En réalité, 43 lignes seront consacrées aux arguments
en faveur de la thèse US et six seulement à sa mise en cause.
D'une manière générale, dans l'ensemble des articles
qu'il consacrera à cet événement, Le Soir accordera
23 lignes à la version irakienne et 288 lignes à la version
américaine! Le Monde ne fait guère mieux: 59 lignes "contre",
444 lignes "pour" Washington. En outre, le seul commentaire photo de la
page du Soir (une grande partie des lecteurs ne liront que cela) donne
la parole à la version US: "Dick Cheney: il est possible que Saddam
Hussein ait placé intentionnellement des civils dans un bunker militaire
camouflé").
Plus encore que les chiffres, la nature de certains arguments employés
indigne. Loos commence par:
Le syndrome de Timisoara s'est insidieusement glissé dans la
guerre du Golfe. (...) des voix s'élèvent maintenant pour
dénoncer une sinistre mise en scène dont se seraient rendues
coupables les autorités irakiennes pour susciter l'indignation dans
le monde entier. Plutôt vicieux: Timisoara était un faux
charnier, que les médias avaient gonflé pour alimenter une
propagande anticommuniste. Ce même Soir, qui avait été
en dessous de tout dans l'affaire de Timisoara, invoque à présent
Timisoara pour tenter de nier un véritable charnier!
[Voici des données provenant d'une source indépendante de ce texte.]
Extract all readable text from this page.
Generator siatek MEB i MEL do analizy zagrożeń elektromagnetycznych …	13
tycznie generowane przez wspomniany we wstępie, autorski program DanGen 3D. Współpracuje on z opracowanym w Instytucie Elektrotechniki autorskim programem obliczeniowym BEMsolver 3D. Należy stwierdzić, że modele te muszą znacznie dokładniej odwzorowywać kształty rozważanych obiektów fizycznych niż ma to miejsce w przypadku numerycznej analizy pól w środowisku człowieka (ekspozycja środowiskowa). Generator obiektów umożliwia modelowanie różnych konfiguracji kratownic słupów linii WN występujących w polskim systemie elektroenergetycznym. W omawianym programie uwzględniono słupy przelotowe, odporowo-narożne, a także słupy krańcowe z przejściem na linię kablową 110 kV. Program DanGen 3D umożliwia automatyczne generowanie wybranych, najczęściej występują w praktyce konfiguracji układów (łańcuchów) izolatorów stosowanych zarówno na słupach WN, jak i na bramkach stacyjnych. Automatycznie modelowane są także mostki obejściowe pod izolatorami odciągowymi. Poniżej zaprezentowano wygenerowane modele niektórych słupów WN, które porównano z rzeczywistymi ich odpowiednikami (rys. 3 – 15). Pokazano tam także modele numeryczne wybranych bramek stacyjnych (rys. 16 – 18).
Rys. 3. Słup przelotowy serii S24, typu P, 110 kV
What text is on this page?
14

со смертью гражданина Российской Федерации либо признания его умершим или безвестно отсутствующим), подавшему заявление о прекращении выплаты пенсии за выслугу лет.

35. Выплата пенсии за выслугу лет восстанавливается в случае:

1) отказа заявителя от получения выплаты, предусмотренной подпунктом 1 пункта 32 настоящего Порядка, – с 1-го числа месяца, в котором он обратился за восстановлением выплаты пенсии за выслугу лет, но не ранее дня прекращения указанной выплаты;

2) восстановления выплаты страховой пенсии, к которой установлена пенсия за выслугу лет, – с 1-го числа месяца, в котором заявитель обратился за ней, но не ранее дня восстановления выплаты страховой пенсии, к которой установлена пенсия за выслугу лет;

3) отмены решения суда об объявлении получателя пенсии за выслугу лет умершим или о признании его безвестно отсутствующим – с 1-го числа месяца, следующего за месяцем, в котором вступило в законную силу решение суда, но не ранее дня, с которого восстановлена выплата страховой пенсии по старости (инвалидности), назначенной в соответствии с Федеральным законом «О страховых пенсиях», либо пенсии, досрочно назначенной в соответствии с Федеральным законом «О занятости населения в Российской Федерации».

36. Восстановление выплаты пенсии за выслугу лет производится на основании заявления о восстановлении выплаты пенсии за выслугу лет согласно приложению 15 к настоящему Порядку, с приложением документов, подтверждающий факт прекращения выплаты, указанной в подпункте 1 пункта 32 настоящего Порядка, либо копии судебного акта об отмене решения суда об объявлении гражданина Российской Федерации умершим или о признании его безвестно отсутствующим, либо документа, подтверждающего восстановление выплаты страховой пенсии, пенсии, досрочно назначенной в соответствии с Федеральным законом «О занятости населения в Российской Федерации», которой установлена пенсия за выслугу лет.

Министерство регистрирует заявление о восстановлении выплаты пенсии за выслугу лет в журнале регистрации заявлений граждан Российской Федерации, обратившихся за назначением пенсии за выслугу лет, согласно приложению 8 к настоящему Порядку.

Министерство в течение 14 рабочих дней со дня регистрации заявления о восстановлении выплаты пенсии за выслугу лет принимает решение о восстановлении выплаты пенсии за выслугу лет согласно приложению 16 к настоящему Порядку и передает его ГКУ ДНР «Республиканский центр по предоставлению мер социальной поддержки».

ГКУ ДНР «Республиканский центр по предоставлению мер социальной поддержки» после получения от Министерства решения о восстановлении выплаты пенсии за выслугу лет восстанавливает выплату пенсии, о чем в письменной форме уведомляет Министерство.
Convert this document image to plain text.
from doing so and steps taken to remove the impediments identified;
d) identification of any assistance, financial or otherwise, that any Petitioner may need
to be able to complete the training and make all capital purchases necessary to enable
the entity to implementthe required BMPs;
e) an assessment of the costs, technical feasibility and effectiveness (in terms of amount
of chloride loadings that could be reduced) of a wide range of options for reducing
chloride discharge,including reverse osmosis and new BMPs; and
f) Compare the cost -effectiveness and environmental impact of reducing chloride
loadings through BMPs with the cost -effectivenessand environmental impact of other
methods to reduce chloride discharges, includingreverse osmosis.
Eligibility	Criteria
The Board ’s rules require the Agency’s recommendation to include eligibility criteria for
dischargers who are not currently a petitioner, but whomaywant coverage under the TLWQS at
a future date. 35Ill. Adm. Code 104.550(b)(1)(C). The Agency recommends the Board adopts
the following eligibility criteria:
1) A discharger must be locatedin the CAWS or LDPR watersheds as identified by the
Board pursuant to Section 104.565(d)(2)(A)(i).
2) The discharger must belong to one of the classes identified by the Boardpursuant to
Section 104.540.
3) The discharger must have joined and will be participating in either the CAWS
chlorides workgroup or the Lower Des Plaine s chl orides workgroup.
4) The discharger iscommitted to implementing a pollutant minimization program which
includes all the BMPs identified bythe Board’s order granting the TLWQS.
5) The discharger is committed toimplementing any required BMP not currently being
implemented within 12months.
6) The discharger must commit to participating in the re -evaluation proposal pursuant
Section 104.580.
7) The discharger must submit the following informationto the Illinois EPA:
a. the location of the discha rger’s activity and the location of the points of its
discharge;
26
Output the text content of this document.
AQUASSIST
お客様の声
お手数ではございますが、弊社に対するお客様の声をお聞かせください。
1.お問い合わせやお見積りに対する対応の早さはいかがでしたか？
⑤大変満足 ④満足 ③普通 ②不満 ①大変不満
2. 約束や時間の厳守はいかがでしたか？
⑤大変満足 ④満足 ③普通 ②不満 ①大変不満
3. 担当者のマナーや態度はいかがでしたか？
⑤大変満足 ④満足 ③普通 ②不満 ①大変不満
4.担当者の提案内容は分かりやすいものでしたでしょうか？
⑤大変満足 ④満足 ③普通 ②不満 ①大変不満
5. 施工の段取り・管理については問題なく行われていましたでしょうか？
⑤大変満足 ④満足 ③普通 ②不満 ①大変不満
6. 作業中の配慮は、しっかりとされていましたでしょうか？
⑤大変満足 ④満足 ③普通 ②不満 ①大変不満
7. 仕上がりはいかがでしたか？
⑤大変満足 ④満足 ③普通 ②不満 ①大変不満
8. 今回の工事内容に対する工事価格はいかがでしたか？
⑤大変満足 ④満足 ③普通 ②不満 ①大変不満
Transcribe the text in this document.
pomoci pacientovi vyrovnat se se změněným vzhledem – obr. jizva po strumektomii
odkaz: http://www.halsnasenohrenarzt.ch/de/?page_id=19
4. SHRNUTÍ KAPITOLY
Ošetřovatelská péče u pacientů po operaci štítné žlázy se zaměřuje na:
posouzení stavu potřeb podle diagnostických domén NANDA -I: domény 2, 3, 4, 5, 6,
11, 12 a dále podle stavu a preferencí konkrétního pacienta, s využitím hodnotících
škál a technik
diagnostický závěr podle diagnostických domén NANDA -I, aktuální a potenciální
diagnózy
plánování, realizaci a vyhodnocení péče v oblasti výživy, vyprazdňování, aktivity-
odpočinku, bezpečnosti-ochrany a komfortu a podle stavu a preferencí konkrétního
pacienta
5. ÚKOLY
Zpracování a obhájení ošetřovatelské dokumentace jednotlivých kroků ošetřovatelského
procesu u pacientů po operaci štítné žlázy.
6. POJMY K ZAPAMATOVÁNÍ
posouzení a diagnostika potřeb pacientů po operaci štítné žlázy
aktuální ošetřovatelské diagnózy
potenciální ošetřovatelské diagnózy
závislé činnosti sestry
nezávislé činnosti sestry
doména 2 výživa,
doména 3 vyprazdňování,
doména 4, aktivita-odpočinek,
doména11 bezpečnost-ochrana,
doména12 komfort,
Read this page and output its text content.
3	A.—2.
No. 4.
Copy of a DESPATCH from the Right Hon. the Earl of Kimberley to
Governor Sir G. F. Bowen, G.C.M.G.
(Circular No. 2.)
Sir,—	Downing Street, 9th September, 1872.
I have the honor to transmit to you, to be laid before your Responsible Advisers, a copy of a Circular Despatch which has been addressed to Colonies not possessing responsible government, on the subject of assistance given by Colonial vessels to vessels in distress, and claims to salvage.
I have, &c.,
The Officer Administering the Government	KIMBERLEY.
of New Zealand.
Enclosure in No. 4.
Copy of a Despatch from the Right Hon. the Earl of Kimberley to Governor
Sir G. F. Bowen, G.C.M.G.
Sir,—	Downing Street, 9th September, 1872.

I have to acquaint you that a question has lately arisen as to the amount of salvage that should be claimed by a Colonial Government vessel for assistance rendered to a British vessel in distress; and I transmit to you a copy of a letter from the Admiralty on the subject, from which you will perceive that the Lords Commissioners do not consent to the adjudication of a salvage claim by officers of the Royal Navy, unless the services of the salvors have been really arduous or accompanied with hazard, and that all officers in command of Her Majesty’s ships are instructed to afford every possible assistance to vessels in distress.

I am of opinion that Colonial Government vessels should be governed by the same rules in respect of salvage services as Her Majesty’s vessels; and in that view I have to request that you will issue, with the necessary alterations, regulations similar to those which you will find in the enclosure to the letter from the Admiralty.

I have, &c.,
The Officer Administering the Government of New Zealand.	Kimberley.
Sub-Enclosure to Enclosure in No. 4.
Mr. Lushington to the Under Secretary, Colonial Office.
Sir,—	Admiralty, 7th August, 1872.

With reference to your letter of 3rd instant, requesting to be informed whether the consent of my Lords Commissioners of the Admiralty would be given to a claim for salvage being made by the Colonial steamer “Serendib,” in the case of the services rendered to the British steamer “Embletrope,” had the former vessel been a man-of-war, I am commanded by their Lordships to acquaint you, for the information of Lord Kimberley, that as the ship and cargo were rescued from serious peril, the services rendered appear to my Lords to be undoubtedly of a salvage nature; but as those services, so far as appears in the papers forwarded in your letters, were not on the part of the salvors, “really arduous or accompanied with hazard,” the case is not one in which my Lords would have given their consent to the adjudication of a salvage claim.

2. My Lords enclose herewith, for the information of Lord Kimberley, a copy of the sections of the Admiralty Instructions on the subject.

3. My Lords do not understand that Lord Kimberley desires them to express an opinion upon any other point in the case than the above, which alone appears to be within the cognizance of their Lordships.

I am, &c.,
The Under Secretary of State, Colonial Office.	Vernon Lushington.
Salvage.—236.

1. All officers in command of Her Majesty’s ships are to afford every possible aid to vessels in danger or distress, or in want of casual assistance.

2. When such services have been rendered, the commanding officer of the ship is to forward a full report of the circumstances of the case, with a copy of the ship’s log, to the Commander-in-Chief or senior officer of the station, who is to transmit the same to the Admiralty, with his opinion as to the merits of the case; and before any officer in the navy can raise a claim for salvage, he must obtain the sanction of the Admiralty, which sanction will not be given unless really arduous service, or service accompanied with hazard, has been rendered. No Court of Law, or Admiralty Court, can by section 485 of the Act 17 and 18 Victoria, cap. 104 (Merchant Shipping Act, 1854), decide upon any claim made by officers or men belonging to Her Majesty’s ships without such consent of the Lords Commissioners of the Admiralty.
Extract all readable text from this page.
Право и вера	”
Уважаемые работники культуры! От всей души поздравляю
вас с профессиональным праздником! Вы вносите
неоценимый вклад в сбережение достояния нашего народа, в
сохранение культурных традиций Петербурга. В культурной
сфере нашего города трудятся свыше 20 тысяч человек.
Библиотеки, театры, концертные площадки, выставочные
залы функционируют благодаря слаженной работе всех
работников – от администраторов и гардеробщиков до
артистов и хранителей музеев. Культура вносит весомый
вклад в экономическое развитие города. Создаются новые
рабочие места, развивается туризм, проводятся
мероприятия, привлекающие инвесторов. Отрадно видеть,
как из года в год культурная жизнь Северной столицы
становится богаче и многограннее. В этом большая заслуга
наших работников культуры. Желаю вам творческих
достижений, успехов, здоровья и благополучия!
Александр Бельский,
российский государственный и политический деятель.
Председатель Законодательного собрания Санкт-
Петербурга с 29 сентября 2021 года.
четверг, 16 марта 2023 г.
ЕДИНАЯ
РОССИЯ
Et avec quels arguments! Alors que, dans le monde, les voix de la dénonciation
indignée dominaient très largement, les seules "voix" que
Loos entend sont celles "d'experts" israéliens selon qui la plupart
des corps exhibés seraient en réalité ceux de personnes
tuées depuis quelques jours, qui auraient été emmenés
dans l'abri, imbibés d'essence, puis brûlés. Mais pour
des dermatologues également israéliens, les brûlures
remonteraient à plusieurs jours, vu la couleur des lésions...?
Après avoir privilégié d'aussi sérieux
"experts", et se rendant compte de l'invraisemblance, Loos juge "difficile
d'entrer dans un débat de cette nature" avant de mentionner très
rapidement le témoignage de Bourget que nous avons cité plus
haut: "Aucun journaliste occidental dans la capitale ne doutait qu'il s'agissait
d'un abri civil." D'abord, Loos gonfle un faux débat; puis, il fait
porter son scepticisme sur la donnée ici la plus fiable (les témoignages
unanimes des envoyés spéciaux) pour parvenir à "renvoyer
dos-à-dos" les deux versions.
Quant à l'impression finale, une fois encore, Loos nous laissera
plutôt sur un sentiment anti-Irak: "les missiles Scud irakiens, d'une
notoire et aveugle imprécision, auraient pu faire des dizaines,
voire des centaines de victimes également en Israël, n'était
la chance des citoyens hébreux (...)".
Le Figaro, lui, ajoutera des "barbelés" autour de l'abri
(pour
faire plus militaire?)
et commentera: "Quand
les civils se réfugient dans des zones militaires et les militaires
dans des zones résidentielles, comment faire la distinction." D'autres
médias évoqueront "une antenne" sur l'abri.
En
fait, il s'agissait d'une antenne de télévision pour permettre
une détente aux gens réfugiés dans l'abri.
Un autre article du Soir, également du
15 février, estime que "l'émotion ne peut dispenser de rechercher
la vérité". Mais l'article se limite à aligner, sans
aucune critique, des arguments américains.
Cependant, cette version US ne convainc personne.
D'autant que les Américains disent détenir des preuves, encore
des photos-satellites, mais refusent à nouveau de les fournir. Aussi,
le 18 février, Le Soir devra bien ajouter un dernier article: "Le
raid a été une erreur, les informations qui l'identifiaient
uniquement comme bunker militaire étaient dépassées",
selon "des sources haut placées au Pentagone". Le Soir ne revient
nullement sur les divers mensonges et contradictions des versions US, mais
n'oublie pas de terminer par une note anti-irakienne: "Un officier de renseignement
américain a accusé samedi les Irakiens de causer eux-mêmes
des dommages à certains de leurs sites civils afin d'accuser les
aviations américaine et alliée." Façon d'insinuer
qu'il ne faut pas trop croire les Irakiens à propos de l'abri.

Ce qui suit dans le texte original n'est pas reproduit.